Security Group Change Detection & Response

  • CloudWatch Event Time based rule will trigger lambda revertsg-1, every 10 mins.
  • Lambda function revertsg-1 will assume role cloudtrail-lake-read-role in the organization account and run query to fetch events with event name AuthorizeSecurityGroupIngress in the last 20 mins. There is an over lap so that events which were
  • Query results are gathered and new security group rule changes are added to a dynamodb table secgrouprequests and also details are sent to a slack channel in an interactive message with the ability to either ignore or deny this change.
  • Slack interaction invokes API Gateway which in turn invokes revertsg-2 with all the headers and body proxied.
  • Security group rule changes are allowed by default, so,
    • If the user clicks on Approve(well technically it's already approved :P), revertsg-2 does the same and responds back with the user name who ignored this change event.
    • If the user clicks Deny, meaning to revert the change, revertsg-2 will,
      • Read dynamodb table with the cloudtrail requestid, get that specific event details, assume spoke-001 role on that account from the security account as hub-001, invokes the revoke_security_group_ingress API call, responds with the messaged as denied with the user name.

Usage

  • Git clone https://github.com/raajheshkannaa/green-stone
  • Update config.py in these 4 places, because both the CDK App and the source code depends on various constants from this configuration file.
    • <project-root-folder/config.py>
    • <project-root-folder/src/revertsg-1/config.py>
    • <project-root-folder/src/revertsg-2/config.py>
    • <project-root-folder/stacks/config.py>
AUTOMATION_ACCOUNT = '<SECURITY ACCOUNT ID OR AUTOMATION ACCOUNT ID>' # Where our automation is run
ORG_ACCOUNT = '<ORGANIZATION OR BILLING ACCOUNT ID>' # This is where CloudTrail Lake is setup.
#CLOUDTRAIL_LAKE_READ_ROLE = '<ROLE USED FOR RUNNING AND GATHERING CLOUDTRAIL LAKE QUERY RESULTS>'
CLOUDTRAIL_LAKE_READ_ROLE = 'cloudtrail-lake-read-role' # This is the role name used if deployed using FleetAccess - https://github.com/raajheshkannaa/fleet-access 
HOOK_URL = '<SLACK HOOK URL>' # https://api.slack.com/messaging/webhooks
SIGNINGSECRET = <THE SECRET FROM SLACK APP USED FOR VERIFICATION OF REQUESTS COMING FROM SLACK>
  • Once the above details are updated, run cdk ls to confirm the stacks are good.
  • Run cdk synth to make sure templates synthesize without errors.
  • With the Security Account credentials in the local terminal using export AWS_PROFILE=<security account creds>, run cdk deploy or use cdk deploy --profile security-account.
  • CDK will deploy the CSGDRRPipelineStack pipeline stack, which in turn creates the CodeCommit repository, CodePipeline with necessary IAM permissions, Stages of deployment.
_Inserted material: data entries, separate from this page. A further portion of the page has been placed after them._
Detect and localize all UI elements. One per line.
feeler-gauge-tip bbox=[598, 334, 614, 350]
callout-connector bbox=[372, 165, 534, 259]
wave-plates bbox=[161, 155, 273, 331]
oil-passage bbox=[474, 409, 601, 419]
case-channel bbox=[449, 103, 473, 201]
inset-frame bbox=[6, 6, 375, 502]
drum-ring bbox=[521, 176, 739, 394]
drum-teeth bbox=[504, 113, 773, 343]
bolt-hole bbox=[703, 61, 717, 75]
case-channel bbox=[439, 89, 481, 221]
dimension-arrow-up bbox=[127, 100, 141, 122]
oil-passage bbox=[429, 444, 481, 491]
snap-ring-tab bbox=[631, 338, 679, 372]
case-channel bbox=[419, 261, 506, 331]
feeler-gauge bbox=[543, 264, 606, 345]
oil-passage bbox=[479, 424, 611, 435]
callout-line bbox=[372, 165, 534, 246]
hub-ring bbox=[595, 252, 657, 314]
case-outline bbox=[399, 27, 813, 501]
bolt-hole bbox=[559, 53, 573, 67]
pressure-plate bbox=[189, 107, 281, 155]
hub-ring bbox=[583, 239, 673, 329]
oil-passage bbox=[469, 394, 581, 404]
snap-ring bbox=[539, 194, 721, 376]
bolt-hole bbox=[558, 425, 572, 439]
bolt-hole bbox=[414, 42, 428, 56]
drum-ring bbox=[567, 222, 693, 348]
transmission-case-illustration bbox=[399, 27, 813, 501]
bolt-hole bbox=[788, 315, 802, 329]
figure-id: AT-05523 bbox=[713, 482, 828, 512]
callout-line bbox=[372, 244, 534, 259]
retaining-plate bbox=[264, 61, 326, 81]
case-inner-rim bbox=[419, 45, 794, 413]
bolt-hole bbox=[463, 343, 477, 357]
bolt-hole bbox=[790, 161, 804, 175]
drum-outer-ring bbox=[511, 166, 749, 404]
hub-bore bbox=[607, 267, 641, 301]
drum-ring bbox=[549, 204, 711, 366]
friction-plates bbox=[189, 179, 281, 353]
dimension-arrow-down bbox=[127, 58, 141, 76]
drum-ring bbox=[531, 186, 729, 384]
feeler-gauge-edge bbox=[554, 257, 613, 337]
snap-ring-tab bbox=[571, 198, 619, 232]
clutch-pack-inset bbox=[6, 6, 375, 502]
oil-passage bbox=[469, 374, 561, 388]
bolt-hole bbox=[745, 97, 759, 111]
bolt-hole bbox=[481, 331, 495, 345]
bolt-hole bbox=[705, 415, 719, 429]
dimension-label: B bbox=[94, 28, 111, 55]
At end of deployment, in the terminal cdk would print out the API Gateway url which needs to be updated in the Slack App in the interactivity section.
  • The first time you deploy, the pipeline runs and fails, because we haven't pushed our code yet.
  • So, now gather the codecommit repository details which was created and git push the cdk app to the repository which has the cloudformation stacks to be deployed by the pipeline.
  • Once code is pushed, pipeline picks it up automatically and begins deployment, its an amazing feeling to look at this in action, with so minimal effort.
  • The automation is triggered every 10 mins and if there are any Security Group changes, that would show up in the Slack Channel for which the webhook was configured earlier.

Considerations

  • CloudTrail events are delayed by up to 2-3 mins sometimes before it gets delivered to the cloudtrail lake. Timings are adjusted accordingly for this project, with the CloudWatch Rule and also the event times` for the cloudtrail lake query.
  • Security Group Rule Changes are allowed by default, to make sure Security doesn't add friction to the operations with rest of the organization. Meaning changes are reverted only when explicitly denied by user interaction through slack channel interactive Deny button.
  • Because this is a new service/feature from AWS, Lambda's boto3 library is not updated with the ability to invoke these API calls, so I've packaged a recent version of boto3 part of the lambda function. This could have been a Lambda layer, but hey, doesn't matter after couple weeks or a month.